Pellizzari intanto rafforza la sua maglia bianca (+32″ su Riccitello). E’ sesto all’arrivo e sesto nella generale
Pellizzari intanto rafforza la sua maglia bianca (+32″ su Riccitello). E’ sesto all’arrivo e sesto nella generale

Il bilancio delle energie

E con questa frase Marcato apre un altro capitolo: quello delle energie, che già avevamo accennato. In teoria il bilancio dovrebbe pendere a favore del portoghese, che ha lasciato il Tour quasi subito. Un dato però non va perso nell’analisi della scalata: il recupero di Hindley e Kuss nel finale, segno che davanti erano stanchi.

«Eh – sospira Marcato – l’idea è quella, ma finora non si è visto questo calo da parte di Vingegaard. E’ vero però che oggi anche lui ha faticato, altrimenti avrebbe attaccato. Bisogna stare attenti, perché una salita finale come quella di domani è più adatta a uno come Jonas.

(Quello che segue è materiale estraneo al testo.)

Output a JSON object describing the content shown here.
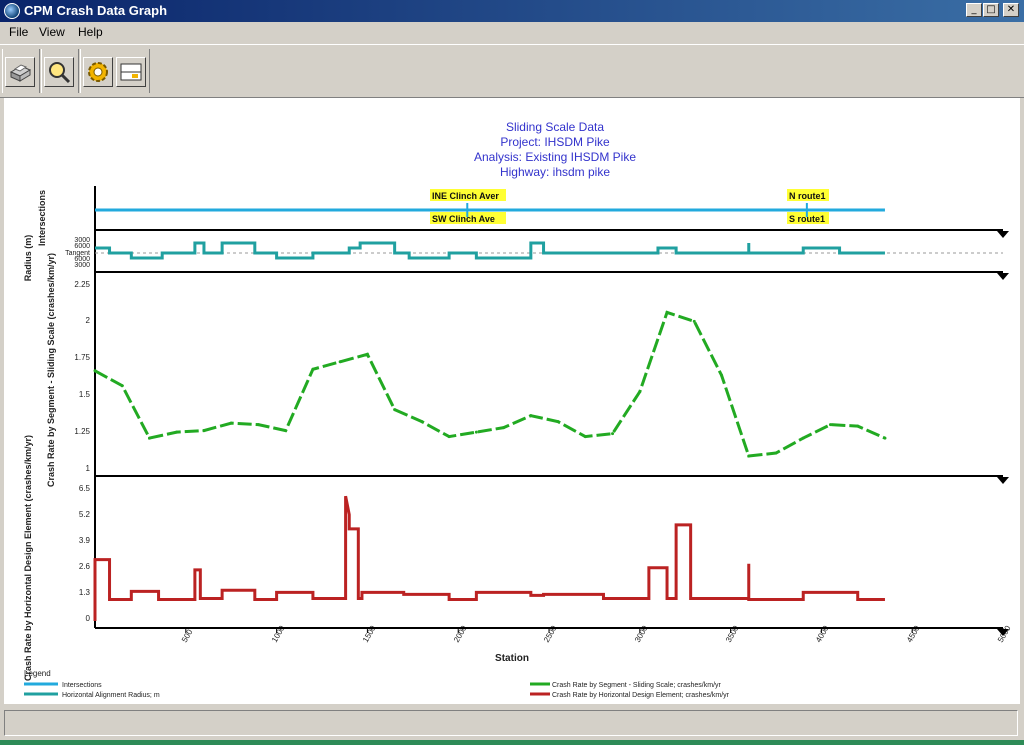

«Noi andiamo avanti per la nostra strada. Voglio sottolineare il lavoro dei ragazzi, da Novak a Grossschartner, da Vine a Oliveira… tutti. Stamattina eravamo tutti per Joao. Pressione non ne avevamo: in classifica eravamo messi bene e avevamo già vinto cinque tappe. Però abbiamo fatto bene quel che dovevamo, in particolare prima dell’Angliru, quando abbiamo preso davanti la tecnica discesa del Cordal per portarlo al meglio ai piedi della salita. Poi il resto lo ha fatto Almeida, che ci ha messo gambe e cuore».